A320計画は当初、ドイツからの懐疑的な姿勢、DassaultやMcDonnellによる競争、さらにはBoeingからの提携提案など、数々の困難に直面した。しかし、Airbusは電気式フライ・バイ・ワイヤの導入など革新的技術を積極的に採用し、開発初期の2度の重大事故を乗り越えて成長を遂げた。転換点となったのは2003年で、この年に初めてAirbusの納入機数がBoeingを上回り、以降、単通路型中距離機市場におけるAirbusの優位性は定着した。
さらに、2019年以降のB737 MAX危機が両社の差を広げる要因となり、A320ファミリーの受注残はB737を初めて上回った。2024年にはAirbusが602機のA320を納入したのに対し、Boeingはわずか265機にとどまった。2025年1月から7月にかけても、Boeingは246機の737 MAXを納入したが、Airbusは286機と引き続き優勢を保っている。特にA321 NEOは急速に注文を伸ばしており、7,067件の受注を獲得、そのうち5,280機がまだ製造待ちである。このペースで進めば、近い将来、A321 NEOがB737-800を抜き、世界で最も売れた旅客機の座を奪う可能性が高い。
3. スニーカー:関税を恐れないスイスの企業「On」
スイスのスポーツシューズブランド「On」は、ロジャー・フェデラーの支援を受け、為替差損による純損失を出した厳しい四半期にもかかわらず、業績目標を上方修正した。アメリカ市場は売上の60%を占めるが、90%の生産をベトナムで行っているため、アメリカの関税は拡大の障害になっていない。2025年には売上高31%以上の成長を見込み、営業利益率は17%〜17.5%を目標としている。上半期の売上高は14億7000万スイスフラン(約15億6000万ユーロ)で、前年同期比+32%**の増加である。
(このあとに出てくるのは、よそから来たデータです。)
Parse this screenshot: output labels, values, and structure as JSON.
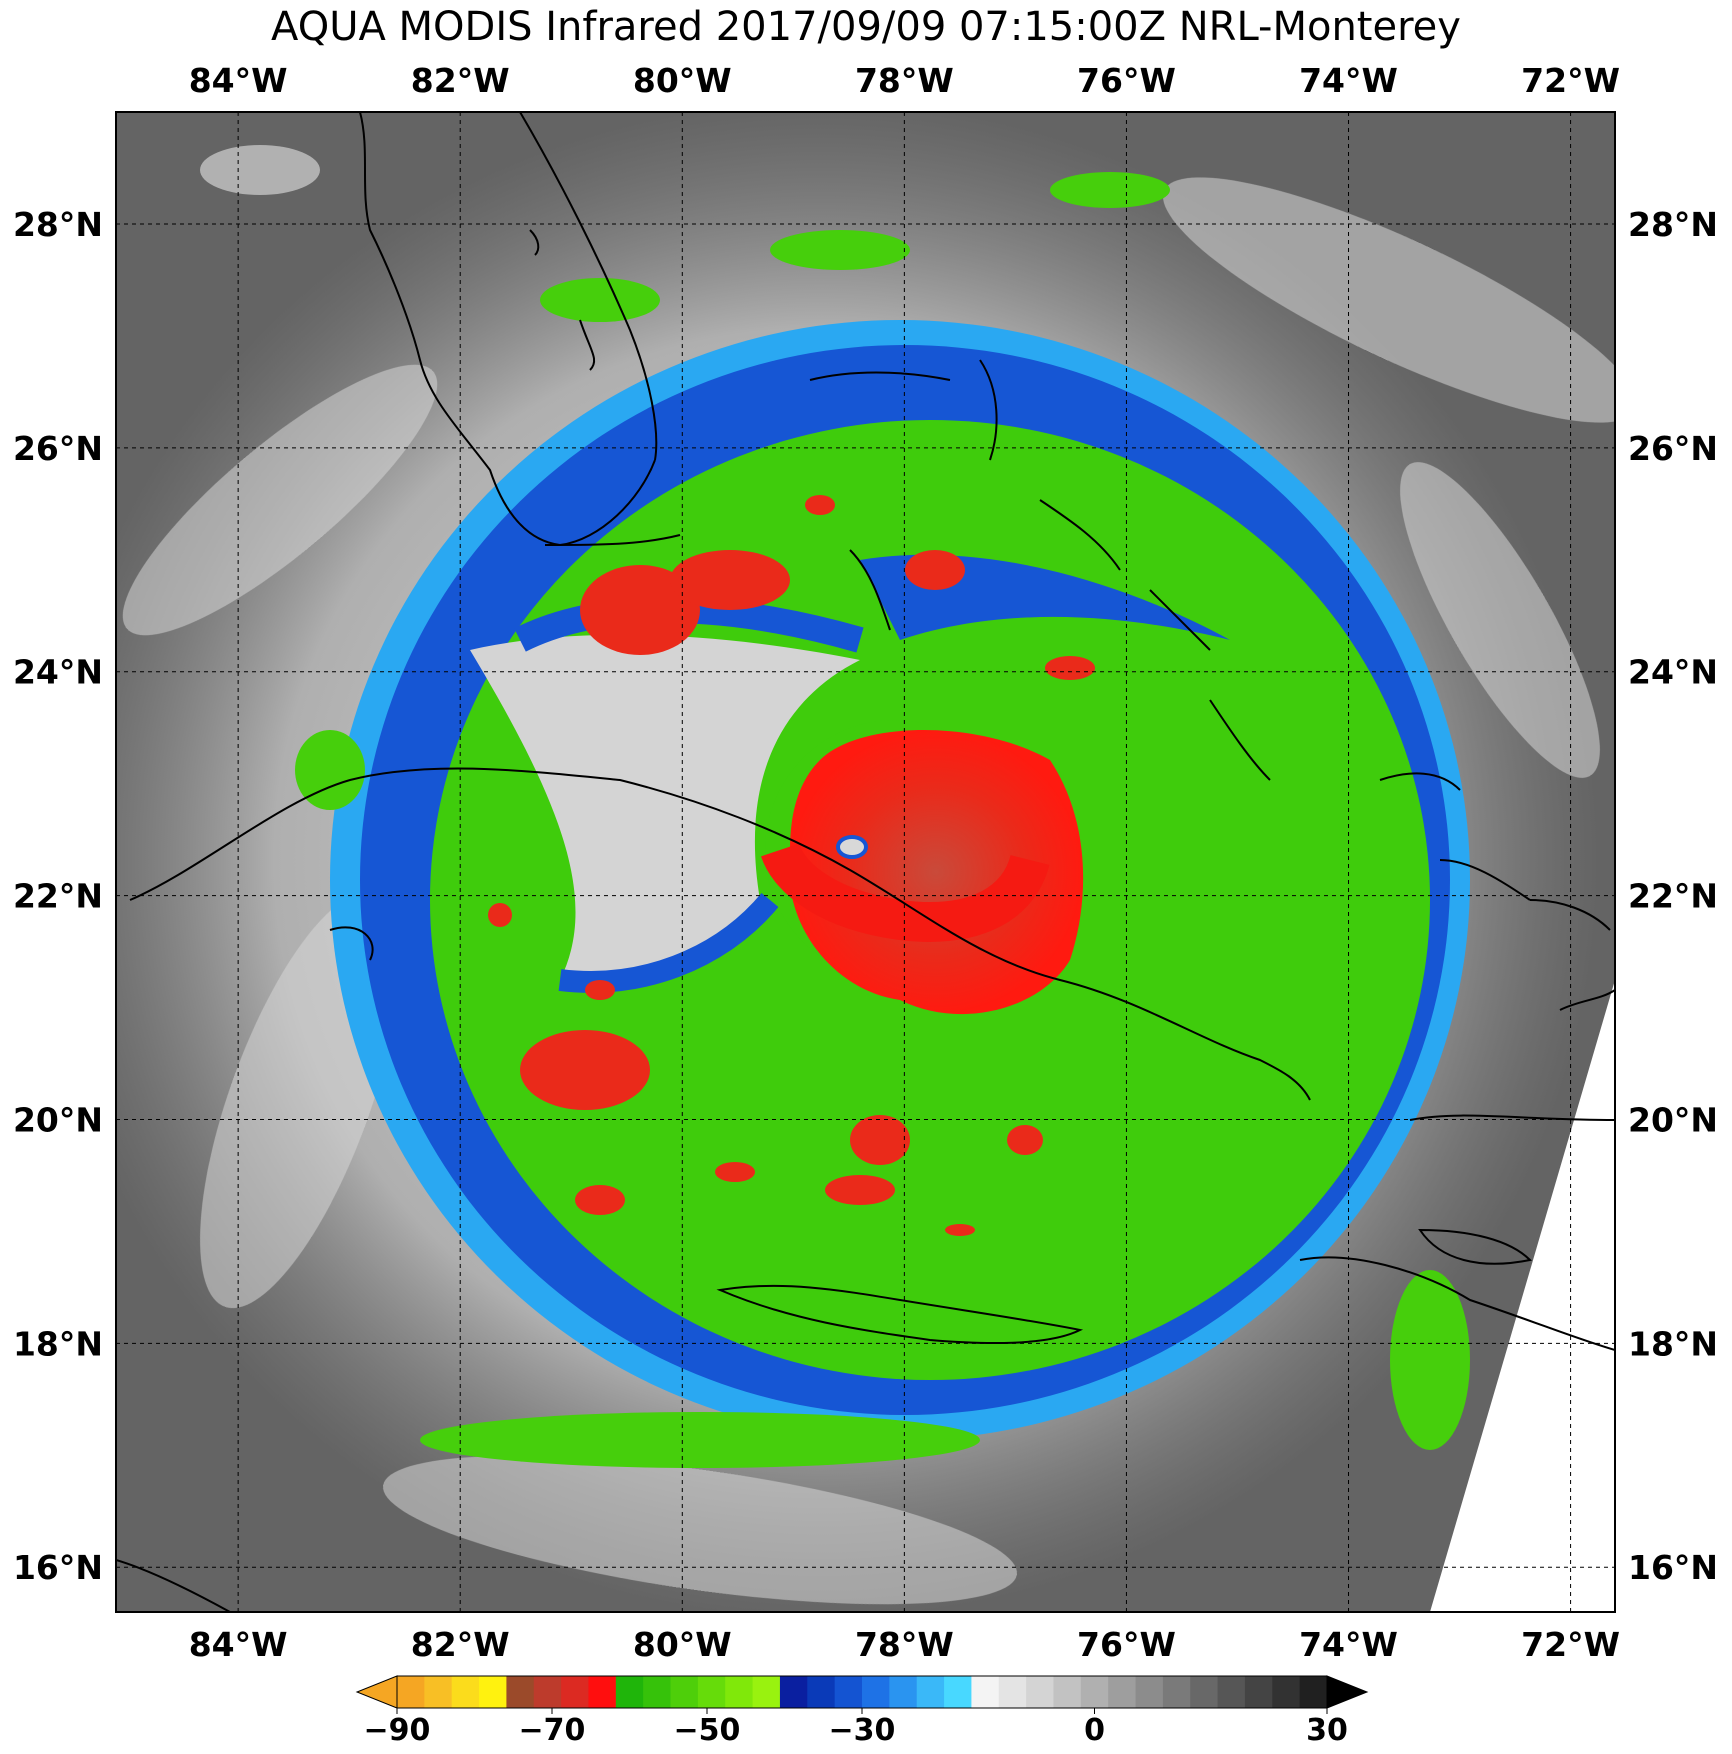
{
  "title": "AQUA MODIS Infrared 2017/09/09 07:15:00Z NRL-Monterey",
  "map": {
    "lon_range": [
      -85.1,
      -71.6
    ],
    "lat_range": [
      15.6,
      29.0
    ],
    "lon_ticks": [
      {
        "value": -84,
        "label": "84°W"
      },
      {
        "value": -82,
        "label": "82°W"
      },
      {
        "value": -80,
        "label": "80°W"
      },
      {
        "value": -78,
        "label": "78°W"
      },
      {
        "value": -76,
        "label": "76°W"
      },
      {
        "value": -74,
        "label": "74°W"
      },
      {
        "value": -72,
        "label": "72°W"
      }
    ],
    "lat_ticks": [
      {
        "value": 28,
        "label": "28°N"
      },
      {
        "value": 26,
        "label": "26°N"
      },
      {
        "value": 24,
        "label": "24°N"
      },
      {
        "value": 22,
        "label": "22°N"
      },
      {
        "value": 20,
        "label": "20°N"
      },
      {
        "value": 18,
        "label": "18°N"
      },
      {
        "value": 16,
        "label": "16°N"
      }
    ],
    "gridlines": "dashed",
    "storm_center": {
      "lon": -78.0,
      "lat": 22.0
    }
  },
  "colorbar": {
    "min": -90,
    "max": 30,
    "ticks": [
      {
        "value": -90,
        "label": "−90"
      },
      {
        "value": -70,
        "label": "−70"
      },
      {
        "value": -50,
        "label": "−50"
      },
      {
        "value": -30,
        "label": "−30"
      },
      {
        "value": 0,
        "label": "0"
      },
      {
        "value": 30,
        "label": "30"
      }
    ],
    "colors": [
      "#f5a623",
      "#f8bf25",
      "#fbdc1c",
      "#fff20f",
      "#9b4a2a",
      "#bd3b2c",
      "#dc2a22",
      "#ff0e0e",
      "#1fb50a",
      "#36c20a",
      "#4ecf0a",
      "#66dc0a",
      "#80e80a",
      "#99f20f",
      "#0a1fa0",
      "#0a3ab8",
      "#1454d2",
      "#1e72e6",
      "#2a94f0",
      "#3ab8f8",
      "#48d8ff",
      "#f4f4f4",
      "#e4e4e4",
      "#d4d4d4",
      "#c2c2c2",
      "#b0b0b0",
      "#9e9e9e",
      "#8c8c8c",
      "#7a7a7a",
      "#686868",
      "#565656",
      "#444444",
      "#323232",
      "#202020"
    ],
    "low_extend_color": "#f5a623",
    "high_extend_color": "#000000"
  },
  "colors": {
    "background_gray": "#5f5f5f",
    "cirrus_white": "#e0e0e0",
    "cloud_blue": "#1656d4",
    "cloud_cyan": "#2aa8f2",
    "cloud_green": "#3fcc0c",
    "cloud_red": "#f51a12",
    "coastline": "#000000"
  }
}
ブランド戦略は、段階的な価格引き上げ、物流コスト削減、プレミアム市場でのポジショニング、そしてeコマース重視という複数の成長ドライバーに支えられている。特にCloudTecテクノロジーを採用した革新的なデザインにより、NikeやAdidasといった大手から市場シェアを奪いつつある。
さらに、フェデラー効果やゼンデイヤとのコラボレーションなど、巧みなストーリーテリングとインフルエンサーマーケティングにより、シリコンバレー、金融業界、アート市場などで強い存在感を示している。粗利益率は60.6%と高水準で、DTC(Direct to Consumer)比率は46.2%に達し、直営店と卸売のバランスを取ったマルチチャネル戦略を展開している。現在、世界で54店舗を運営しており、そのうち30店舗が中国にある。
今後の成長戦略では、中国と日本を中心とするアジア市場が重要な位置を占める。特に中国市場では、今後2〜3年以内に主要市場トップ3入りを目指しており、売上比率10%をターゲットとしている。この目標達成のため、アジアでの生産拠点をベトナムやインドネシアに移転した後、中国国内での生産再開も計画している。